しっかりとデザインを創り上げるためには、しっかりとした技術で造らねばならない。しかしそれだけでは何かが足りないと思う。「もの作り」とは、常にその時々での全力投球である。持てる技術を発揮し、出来る限りの製品作りはもちろんであるが、将来性や耐久性など時間軸を考慮すること、あらゆる用途を想定することもまた欠かすことの出来ない作業。そして市場で多くのユーザーの評価を受け、製品は鍛えられてゆく。いわばこの繰り返しが製品を成熟させてゆくのだ。しかしそれだけでは真のデザインは創れないと思う。

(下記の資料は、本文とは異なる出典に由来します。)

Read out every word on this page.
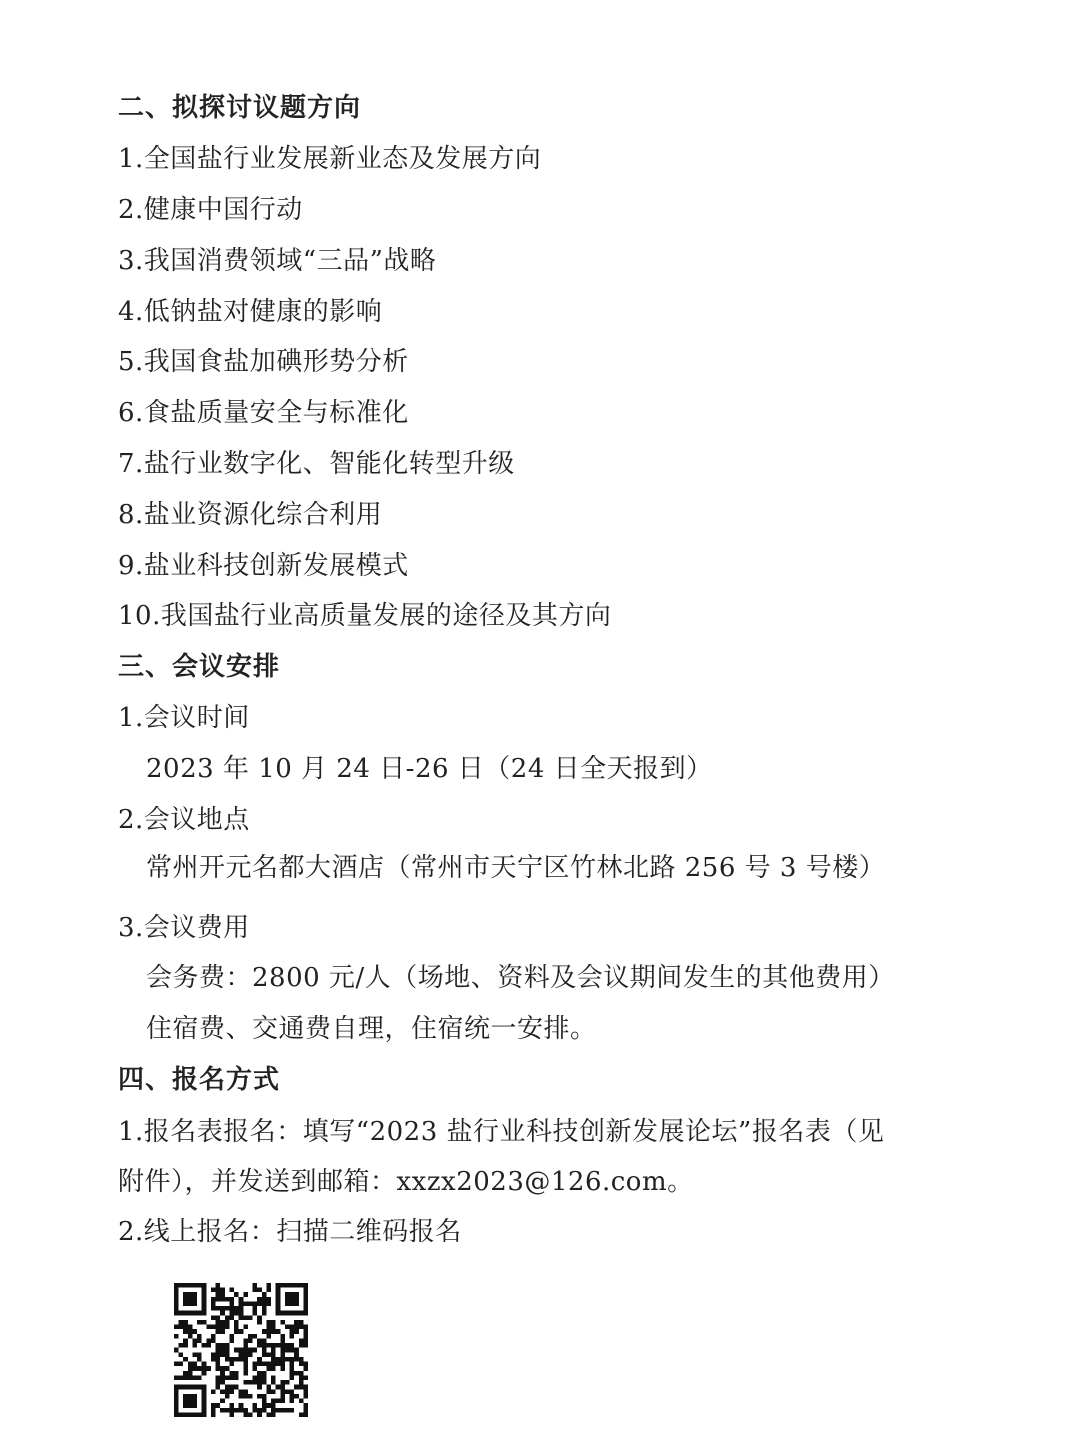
二、拟探讨议题方向
1.全国盐行业发展新业态及发展方向
2.健康中国行动
3.我国消费领域“三品”战略
4.低钠盐对健康的影响
5.我国食盐加碘形势分析
6.食盐质量安全与标准化
7.盐行业数字化、智能化转型升级
8.盐业资源化综合利用
9.盐业科技创新发展模式
10.我国盐行业高质量发展的途径及其方向
三、会议安排
1.会议时间
2023 年 10 月 24 日-26 日（24 日全天报到）
2.会议地点
常州开元名都大酒店（常州市天宁区竹林北路 256 号 3 号楼）
3.会议费用
会务费：2800 元/人（场地、资料及会议期间发生的其他费用）
住宿费、交通费自理，住宿统一安排。
四、报名方式
1.报名表报名：填写“2023 盐行业科技创新发展论坛”报名表（见
附件），并发送到邮箱：xxzx2023@126.com。
2.线上报名：扫描二维码报名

2002年7月、フルアルミATXケースとしてALTIUMをリリースしてから3年2ヶ月、3度のフルモデルチェンジを経て送り出されるALTIUM SUPER Xは、WiNDy フルアルミケースデザインの到達点といえる。シートメタルを打ち抜いたフラットなマスクデザインを採用した当初のデザインテーマは超精密金属加工のメカニカルな表現。立体造形としたALTIUM SUPER Xでは、「美」「素」「技」をテーマにフルアルミでの造形技術の集大成というテーマをもった。そして加工技術の頂点とも言えるALCADIAシリーズへと発展した。このプロセスこそがWiNDy フルアルミATXのデザインを創り上げてきたと言えるのではないだろうか?
デザインは時が洗練してゆくものである。時の流れのなかにはあらゆる要素が散りばめられる。そしてデザインとはその全ての象徴として鍛えられるものなのだ。ALTIUM SUPER Xのデザインに宿るもの、それは「あくまで本物を追及しようとする」WiNDyのもの作りに対する姿勢に他ならない。しかしそれとて、時に鍛えられなければ、意味がないのである。
ここにあるデザインは、時が洗練して創り上げたトゥルーデザインなのだ。